After enduring a painful divorce, Desiree Longabaughm took a revolutionary step to rediscover her own independence. In a beautiful French ceremony, the 42-year-old married herself.
The mother-of-two also changed her name to “Beautiful Existence”, before setting off for Paris where she made vows of love and commitment to herself.
Desiree was surrounded by three friends and wore a short white dress with a blue wedding ring, as she promised to love and honour herself as an individual.
As this unusual matrimony is not recognised in France, Desiree’s ceremony was officiated by a celebrant from America via Skype.
The bold bride spent around $9000 on her wedding, including flights to Paris and week-long holiday abroad. Desiree combined the wedding ceremony with her fortieth birthday celebrations.
“It was hugely emotional, looking at myself on that screen as I Skyped the officiant, saying exactly what I wanted to say to myself was soul-shifting”, Desiree told News Limited.

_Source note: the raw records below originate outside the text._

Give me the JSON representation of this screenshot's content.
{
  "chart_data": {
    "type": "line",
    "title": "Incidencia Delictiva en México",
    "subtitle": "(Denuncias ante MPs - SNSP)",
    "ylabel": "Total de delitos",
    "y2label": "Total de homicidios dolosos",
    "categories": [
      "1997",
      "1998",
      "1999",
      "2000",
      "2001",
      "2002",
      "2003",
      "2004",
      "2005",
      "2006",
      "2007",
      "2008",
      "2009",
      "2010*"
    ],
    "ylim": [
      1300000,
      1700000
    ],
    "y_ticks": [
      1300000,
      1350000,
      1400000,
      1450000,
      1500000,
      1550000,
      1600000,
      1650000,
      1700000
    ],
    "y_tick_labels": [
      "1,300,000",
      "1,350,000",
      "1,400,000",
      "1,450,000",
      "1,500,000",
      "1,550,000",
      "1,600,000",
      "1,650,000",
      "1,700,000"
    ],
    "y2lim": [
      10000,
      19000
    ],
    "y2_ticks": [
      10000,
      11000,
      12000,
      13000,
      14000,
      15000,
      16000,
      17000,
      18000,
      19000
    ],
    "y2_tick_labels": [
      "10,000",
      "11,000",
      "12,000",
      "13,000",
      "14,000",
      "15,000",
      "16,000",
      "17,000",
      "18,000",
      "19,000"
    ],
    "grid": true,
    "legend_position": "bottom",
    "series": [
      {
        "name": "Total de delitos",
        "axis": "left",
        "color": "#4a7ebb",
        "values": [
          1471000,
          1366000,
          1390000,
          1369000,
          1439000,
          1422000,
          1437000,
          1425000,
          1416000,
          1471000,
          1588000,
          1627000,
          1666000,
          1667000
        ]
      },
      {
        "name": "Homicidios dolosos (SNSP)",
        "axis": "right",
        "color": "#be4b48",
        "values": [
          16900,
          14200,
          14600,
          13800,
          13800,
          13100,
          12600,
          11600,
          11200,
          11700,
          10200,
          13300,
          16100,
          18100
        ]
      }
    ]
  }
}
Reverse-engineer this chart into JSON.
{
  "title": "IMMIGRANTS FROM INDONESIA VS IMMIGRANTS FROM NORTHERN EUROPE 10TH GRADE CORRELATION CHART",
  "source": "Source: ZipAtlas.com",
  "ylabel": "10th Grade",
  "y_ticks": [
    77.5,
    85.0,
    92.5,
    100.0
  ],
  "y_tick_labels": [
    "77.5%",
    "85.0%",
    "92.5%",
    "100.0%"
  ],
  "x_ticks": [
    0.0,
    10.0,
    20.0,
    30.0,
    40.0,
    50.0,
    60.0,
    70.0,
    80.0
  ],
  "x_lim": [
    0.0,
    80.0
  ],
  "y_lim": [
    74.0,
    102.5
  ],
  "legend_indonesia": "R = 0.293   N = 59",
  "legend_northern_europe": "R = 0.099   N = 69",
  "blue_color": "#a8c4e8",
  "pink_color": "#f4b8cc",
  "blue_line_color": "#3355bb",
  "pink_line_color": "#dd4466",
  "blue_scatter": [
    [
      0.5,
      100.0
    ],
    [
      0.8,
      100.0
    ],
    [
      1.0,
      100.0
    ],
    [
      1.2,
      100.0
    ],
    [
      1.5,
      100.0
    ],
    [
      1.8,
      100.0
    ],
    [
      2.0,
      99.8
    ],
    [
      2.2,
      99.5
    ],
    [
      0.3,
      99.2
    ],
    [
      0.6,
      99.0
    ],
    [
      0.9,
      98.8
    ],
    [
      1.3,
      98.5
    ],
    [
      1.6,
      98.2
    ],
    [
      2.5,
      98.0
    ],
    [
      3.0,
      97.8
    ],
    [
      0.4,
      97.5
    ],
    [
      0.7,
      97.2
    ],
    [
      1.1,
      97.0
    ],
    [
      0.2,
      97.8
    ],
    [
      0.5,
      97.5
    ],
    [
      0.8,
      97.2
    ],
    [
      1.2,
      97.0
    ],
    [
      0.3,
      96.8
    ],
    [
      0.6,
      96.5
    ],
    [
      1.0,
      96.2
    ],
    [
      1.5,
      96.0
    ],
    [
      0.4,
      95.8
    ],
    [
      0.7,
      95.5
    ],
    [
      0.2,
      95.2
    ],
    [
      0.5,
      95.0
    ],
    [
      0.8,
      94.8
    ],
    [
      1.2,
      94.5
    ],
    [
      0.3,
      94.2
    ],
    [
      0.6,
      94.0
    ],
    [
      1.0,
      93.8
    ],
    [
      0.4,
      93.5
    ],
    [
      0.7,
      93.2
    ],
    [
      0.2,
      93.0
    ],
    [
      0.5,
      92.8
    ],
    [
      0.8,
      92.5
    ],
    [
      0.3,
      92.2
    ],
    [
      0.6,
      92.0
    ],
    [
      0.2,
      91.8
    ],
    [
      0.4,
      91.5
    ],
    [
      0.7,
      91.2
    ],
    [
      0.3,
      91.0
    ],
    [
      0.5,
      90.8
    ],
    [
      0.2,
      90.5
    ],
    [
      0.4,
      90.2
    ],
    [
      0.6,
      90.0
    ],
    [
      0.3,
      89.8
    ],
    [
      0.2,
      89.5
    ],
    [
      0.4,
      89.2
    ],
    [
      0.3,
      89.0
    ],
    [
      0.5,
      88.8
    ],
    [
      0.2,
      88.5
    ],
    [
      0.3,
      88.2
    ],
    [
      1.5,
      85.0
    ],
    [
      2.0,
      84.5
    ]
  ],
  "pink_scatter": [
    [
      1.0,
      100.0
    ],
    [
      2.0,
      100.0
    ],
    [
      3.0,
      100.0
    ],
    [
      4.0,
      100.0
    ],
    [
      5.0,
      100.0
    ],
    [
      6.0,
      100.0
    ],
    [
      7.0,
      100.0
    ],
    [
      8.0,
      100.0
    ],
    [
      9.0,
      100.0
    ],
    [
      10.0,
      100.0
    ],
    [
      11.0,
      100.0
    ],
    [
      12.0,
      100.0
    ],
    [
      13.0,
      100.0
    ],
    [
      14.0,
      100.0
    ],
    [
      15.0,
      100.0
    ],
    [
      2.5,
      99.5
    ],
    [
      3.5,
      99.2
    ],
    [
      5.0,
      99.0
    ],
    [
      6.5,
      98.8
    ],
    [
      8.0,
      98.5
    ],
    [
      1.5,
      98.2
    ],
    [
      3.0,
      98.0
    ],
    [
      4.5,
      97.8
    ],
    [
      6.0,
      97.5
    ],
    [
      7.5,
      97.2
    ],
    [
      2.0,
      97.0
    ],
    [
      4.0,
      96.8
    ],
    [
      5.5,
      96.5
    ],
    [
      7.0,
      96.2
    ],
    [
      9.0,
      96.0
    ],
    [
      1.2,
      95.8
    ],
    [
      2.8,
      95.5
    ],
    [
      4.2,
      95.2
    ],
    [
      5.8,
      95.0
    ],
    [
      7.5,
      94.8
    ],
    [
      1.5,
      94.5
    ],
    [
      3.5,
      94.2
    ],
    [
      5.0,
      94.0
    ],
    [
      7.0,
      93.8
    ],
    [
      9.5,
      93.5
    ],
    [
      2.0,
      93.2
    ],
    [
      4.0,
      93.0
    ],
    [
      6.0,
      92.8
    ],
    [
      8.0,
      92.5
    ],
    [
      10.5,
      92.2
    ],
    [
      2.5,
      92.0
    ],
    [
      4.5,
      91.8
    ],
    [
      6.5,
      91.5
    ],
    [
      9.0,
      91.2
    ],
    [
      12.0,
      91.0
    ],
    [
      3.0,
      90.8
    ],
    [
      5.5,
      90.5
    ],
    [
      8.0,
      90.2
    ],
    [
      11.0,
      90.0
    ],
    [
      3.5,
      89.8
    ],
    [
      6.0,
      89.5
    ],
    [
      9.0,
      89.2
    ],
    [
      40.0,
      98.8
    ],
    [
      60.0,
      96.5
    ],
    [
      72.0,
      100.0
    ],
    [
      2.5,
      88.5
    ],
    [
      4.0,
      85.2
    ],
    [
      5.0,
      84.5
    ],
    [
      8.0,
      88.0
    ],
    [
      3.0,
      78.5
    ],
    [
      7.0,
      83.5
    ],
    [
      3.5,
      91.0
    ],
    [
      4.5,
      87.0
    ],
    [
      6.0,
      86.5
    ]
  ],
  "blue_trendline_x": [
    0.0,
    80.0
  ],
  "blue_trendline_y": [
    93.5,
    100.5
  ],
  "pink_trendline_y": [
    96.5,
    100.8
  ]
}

“I believe everybody should self-marry before they even marry anyone else”, she added. Desiree believes her former marriage of ten years caused her to lose a personal identity.
“After years of exploring different theories on how to understand myself, self-marriage felt right”. she said. “Before I get into any kind of relationship, I needed to commit to myself first”.
“The current norms around marriage and long-term relationships just don’t fit in with and honour who I am as a person”, she explained.
“Why couldn’t I have a fun, fantastic ceremony the way that I wanted it to be without somebody else’s approval?” Desiree asked News Limited readers.
Desiree has two sons from her previous marriage, aged 16 and 9. She believes that “self marriage” allows people to become better parents.
“I’d recommend it as much as I’d recommend being a parent”, she said. “The level of love you’ll feel is something you can’t describe until you do it”.
“The highest measurement of success society pretty much has is whether or not you’re in a couple, but it shouldn’t be that way”, Desiree added.
“A measure of success is loving yourself, and if you can do that, you come into a relationship as a better person”, she said. “I don’t worry at all about being in a couple now”.
Are Desiree’s ideas about self-marriage totally weird, or completely wonderful? Do we need to honour ourselves, before finding love with others?